Le second est que les productions se tournent vers des annonceurs étrangers pour se financer. Les plus attentifs auront déjà remarqué que les productions Netflix sont l’occasion, pour les marques américaines, de prendre la place des marques coréennes à l’écran. Ainsi, dans Love Alarm, les habituels portables Samsung des kdramas sont remplacés par des iPhone d’Apple. Nous pourrions être ainsi amenés à voir de plus en plus de marques étrangères – américaines, mais aussi chinoises – dans les placements de produit, ce qui entraînerait une perte de contrôle de l’industrie des séries et de ses fruits par la Corée du Sud.

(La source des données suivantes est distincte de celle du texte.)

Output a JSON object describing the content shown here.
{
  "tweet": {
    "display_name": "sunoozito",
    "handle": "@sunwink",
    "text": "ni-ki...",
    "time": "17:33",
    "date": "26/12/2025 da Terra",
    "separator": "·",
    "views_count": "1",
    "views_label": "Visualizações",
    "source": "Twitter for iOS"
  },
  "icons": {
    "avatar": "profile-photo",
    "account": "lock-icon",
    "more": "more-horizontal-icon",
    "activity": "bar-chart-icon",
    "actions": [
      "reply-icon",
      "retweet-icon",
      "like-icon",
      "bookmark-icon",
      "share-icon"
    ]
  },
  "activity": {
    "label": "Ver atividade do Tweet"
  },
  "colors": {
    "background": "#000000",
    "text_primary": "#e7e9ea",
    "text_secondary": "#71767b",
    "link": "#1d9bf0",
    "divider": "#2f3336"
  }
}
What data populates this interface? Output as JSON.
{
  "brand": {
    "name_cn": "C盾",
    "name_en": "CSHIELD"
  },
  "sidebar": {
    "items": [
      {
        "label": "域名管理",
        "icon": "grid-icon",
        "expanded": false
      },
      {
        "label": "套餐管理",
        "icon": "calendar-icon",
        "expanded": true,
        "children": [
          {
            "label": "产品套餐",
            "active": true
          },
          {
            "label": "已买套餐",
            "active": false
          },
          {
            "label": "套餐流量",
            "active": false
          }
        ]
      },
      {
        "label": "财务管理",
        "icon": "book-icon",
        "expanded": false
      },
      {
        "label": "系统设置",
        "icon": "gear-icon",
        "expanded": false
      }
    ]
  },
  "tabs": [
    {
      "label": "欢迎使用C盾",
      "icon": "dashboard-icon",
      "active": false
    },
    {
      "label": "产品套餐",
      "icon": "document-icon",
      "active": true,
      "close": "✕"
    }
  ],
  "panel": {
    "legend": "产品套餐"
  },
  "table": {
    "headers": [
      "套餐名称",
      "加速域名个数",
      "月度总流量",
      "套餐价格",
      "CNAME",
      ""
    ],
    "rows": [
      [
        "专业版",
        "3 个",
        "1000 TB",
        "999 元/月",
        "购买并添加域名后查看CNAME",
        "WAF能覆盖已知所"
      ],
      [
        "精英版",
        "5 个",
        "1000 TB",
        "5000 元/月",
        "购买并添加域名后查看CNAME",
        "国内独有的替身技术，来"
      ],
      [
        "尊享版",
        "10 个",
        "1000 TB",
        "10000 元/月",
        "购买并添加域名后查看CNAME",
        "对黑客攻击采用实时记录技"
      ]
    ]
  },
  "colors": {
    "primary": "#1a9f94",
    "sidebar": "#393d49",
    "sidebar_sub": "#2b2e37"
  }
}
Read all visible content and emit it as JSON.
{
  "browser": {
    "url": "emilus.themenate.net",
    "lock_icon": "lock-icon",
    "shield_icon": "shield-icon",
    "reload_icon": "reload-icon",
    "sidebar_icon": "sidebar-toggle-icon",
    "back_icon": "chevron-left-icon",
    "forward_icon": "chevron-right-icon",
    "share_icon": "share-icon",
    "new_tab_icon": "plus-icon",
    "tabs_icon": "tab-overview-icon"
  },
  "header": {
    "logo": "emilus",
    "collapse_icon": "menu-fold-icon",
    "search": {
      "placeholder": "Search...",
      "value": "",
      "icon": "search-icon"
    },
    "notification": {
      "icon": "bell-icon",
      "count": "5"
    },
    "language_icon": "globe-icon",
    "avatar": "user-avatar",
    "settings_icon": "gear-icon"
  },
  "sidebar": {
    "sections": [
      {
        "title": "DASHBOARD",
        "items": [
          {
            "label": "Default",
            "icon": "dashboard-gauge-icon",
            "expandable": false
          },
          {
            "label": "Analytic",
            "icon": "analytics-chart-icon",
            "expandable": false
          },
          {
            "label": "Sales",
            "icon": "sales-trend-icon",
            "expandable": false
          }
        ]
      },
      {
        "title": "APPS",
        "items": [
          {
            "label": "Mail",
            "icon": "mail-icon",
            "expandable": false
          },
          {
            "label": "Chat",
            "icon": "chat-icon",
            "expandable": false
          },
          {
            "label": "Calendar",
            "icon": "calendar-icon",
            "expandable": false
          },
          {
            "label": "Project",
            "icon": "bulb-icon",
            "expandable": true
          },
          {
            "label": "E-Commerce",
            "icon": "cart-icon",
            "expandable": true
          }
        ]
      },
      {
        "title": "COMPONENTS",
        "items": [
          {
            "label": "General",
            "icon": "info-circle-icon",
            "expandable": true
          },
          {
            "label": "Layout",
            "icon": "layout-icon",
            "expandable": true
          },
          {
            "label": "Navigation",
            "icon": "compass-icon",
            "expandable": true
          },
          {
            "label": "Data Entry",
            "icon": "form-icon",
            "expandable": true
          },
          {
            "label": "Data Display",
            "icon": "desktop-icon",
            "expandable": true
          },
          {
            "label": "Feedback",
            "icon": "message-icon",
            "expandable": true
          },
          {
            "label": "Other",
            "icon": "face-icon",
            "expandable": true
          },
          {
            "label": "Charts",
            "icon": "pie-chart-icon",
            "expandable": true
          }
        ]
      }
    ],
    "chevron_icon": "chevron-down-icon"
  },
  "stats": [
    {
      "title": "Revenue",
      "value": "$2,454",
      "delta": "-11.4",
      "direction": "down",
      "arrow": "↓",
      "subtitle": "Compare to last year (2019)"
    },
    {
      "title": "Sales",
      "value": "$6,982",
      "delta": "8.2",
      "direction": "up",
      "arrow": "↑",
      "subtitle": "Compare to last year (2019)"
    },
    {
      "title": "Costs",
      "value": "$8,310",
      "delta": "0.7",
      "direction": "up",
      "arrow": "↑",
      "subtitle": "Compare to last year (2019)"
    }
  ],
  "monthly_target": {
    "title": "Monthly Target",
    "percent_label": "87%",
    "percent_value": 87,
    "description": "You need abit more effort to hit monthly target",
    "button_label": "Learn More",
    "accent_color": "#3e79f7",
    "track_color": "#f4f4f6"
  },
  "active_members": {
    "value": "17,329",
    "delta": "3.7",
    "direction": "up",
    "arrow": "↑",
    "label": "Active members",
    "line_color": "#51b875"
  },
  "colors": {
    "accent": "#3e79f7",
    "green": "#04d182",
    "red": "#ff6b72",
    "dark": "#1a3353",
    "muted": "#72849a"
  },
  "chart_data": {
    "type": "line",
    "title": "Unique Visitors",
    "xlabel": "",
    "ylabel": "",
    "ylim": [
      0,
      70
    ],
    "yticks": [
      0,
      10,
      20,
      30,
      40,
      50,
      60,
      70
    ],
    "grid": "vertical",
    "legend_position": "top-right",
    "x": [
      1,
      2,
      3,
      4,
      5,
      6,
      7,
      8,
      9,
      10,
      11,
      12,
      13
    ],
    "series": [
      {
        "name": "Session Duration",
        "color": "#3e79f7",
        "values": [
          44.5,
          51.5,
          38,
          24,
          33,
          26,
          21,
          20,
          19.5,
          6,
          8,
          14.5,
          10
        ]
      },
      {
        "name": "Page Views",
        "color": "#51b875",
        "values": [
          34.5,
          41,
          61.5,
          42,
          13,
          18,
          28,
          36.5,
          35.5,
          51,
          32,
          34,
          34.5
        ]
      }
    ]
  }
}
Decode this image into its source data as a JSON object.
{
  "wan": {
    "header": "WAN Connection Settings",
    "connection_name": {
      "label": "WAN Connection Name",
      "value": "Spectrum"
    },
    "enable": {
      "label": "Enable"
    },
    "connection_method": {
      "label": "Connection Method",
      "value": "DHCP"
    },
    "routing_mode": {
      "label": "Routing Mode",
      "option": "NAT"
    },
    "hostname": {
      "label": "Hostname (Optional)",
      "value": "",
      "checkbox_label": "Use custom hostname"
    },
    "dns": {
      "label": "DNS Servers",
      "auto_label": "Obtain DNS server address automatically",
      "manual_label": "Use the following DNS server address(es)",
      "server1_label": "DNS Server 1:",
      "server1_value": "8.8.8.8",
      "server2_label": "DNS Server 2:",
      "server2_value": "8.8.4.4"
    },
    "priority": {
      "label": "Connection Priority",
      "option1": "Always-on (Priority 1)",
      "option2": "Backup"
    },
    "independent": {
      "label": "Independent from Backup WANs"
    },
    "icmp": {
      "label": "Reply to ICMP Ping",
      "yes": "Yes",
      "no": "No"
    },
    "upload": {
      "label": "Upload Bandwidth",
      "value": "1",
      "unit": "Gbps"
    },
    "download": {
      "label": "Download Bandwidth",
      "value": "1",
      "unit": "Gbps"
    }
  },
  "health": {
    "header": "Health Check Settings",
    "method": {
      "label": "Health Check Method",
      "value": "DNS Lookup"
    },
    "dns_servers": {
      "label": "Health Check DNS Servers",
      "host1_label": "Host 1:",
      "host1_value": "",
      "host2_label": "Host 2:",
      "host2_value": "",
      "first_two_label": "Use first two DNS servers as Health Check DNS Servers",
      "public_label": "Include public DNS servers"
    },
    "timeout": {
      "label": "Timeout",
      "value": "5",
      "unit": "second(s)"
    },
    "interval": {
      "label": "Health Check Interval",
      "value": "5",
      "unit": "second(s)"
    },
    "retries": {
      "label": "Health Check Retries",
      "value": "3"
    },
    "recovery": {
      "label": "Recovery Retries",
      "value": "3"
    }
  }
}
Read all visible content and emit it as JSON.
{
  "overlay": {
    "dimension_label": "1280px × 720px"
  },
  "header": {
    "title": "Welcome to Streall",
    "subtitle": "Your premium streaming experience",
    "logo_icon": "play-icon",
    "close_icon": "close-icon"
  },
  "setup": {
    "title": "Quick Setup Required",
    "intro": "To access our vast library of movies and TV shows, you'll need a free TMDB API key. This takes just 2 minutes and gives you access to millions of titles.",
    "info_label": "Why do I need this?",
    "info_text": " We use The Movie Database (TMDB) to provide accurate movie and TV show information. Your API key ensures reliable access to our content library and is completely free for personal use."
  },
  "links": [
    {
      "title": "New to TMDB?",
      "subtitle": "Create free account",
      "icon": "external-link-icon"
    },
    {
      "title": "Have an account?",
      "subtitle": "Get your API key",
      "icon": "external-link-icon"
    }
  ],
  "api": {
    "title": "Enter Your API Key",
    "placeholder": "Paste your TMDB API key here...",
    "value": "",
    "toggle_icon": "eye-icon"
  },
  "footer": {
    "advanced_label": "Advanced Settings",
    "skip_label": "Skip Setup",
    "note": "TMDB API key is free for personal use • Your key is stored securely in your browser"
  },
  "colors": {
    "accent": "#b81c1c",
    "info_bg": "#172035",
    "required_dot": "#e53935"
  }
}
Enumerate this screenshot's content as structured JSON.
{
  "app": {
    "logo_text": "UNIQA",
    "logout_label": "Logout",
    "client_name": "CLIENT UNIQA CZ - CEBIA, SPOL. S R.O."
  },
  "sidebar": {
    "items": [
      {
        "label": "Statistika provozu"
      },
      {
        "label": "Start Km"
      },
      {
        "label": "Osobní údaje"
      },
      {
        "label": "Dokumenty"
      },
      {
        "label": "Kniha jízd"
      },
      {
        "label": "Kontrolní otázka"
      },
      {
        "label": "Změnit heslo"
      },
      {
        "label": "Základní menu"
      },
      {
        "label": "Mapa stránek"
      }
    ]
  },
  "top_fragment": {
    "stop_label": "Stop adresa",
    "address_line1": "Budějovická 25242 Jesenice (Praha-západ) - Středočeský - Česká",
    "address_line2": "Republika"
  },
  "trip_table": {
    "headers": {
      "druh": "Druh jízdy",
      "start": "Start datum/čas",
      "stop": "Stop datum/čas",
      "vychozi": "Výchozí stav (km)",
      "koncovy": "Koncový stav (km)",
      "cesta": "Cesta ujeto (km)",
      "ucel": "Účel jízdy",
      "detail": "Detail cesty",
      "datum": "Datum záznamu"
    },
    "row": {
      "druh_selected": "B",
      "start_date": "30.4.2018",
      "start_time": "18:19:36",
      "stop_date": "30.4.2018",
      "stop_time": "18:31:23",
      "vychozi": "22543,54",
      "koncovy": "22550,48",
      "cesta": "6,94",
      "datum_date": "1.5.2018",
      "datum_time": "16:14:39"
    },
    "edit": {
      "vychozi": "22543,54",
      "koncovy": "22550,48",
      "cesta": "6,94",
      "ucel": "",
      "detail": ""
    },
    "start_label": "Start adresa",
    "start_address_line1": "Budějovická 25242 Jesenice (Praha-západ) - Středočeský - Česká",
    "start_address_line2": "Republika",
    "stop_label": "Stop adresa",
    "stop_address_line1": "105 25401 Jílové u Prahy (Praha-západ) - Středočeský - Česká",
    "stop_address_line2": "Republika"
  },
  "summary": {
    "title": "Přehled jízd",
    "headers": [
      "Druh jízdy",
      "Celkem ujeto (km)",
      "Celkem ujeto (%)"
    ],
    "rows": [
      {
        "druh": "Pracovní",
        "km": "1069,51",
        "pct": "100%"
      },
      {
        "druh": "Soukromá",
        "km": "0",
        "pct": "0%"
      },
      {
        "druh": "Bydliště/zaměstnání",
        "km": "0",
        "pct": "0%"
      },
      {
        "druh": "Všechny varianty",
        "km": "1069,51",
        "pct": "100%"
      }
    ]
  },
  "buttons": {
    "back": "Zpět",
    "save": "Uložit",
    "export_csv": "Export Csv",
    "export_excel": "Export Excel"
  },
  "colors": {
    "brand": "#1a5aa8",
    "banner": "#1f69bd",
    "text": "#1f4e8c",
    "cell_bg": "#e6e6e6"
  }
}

Le troisième est que l’industrie revoie son modèle économique en profondeur, afin de réduire sa dépendance aux annonceurs. Car c’est bel et bien à cause du retrait des annonceurs que SBS a décidé d’annuler Joseon Exorcist, et non pour satisfaire ces internautes. L’attitude de JTBC, qui refuse avec fermeté d’interrompre le tournage de Snowdrop, va dans le bon sens. Sans donner de précision, la chaîne a annoncé que le drama trouverait d’autres sources de financement que les marques. Nous espérons que ce mouvement sera suivi et que le secteur entamera une réflexion profonde sur son modèle économique.

En attendant, le gouvernement chinois, qui a émis en 2016 un ban culturel contre la diffusion de productions coréennes en Chine et pousse le développement de productions concurrentes, doit se frotter les mains devant la déstabilisation des industries des k-dramas et de la K-pop.

Plus jamais ça

« J’ai toujours fait de mon mieux pour rester strictement dans la ligne que je m’étais tracée, avec l’idée que les personnes peuvent vivre avec fierté si elles n’ont pas de défauts moraux. Mais à présent que ce type d’incident honteux et mortifiant s’est produit dans le cadre de mon travail, je suis rempli de regret. »

Ces lignes déchirantes sont extraites de la lettre d’excuses de Jang Dong Yoon, acteur principal de Joseon Exorcist, envoyé au front le premier pour calmer le déferlement de haine des Netizens.

Jang Dong Yoon est un jeune talent prometteur dans le monde des dramas coréens. Nous l’avons vu dans The Tale of Nokdu, où il n’hésite pas à se travestir en femme, et Search, où il campe avec beaucoup d’enthousiasme un militaire à la DMZ. Sur le tournage de Joseon Exorcist, il s’est blessé en tombant de cheval, ce qui lui a valu d’apparaître récemment aux SBS Drama Awards le bras dans le plâtre.

Aujourd’hui, Jang Dong Yoon s’excuse d’avoir travaillé dur, d’avoir cru en son drama. Il fait son autocritique en invoquant un manque de valeurs morales dans son choix de jouer dans Joseon Exorcist.

La Corée du Sud regorge de talents exceptionnels, d’idées créatives et de savoir-faire inégalés. Nous ne voulons plus jamais voir un artiste rougir de son art et s’humilier de cette manière.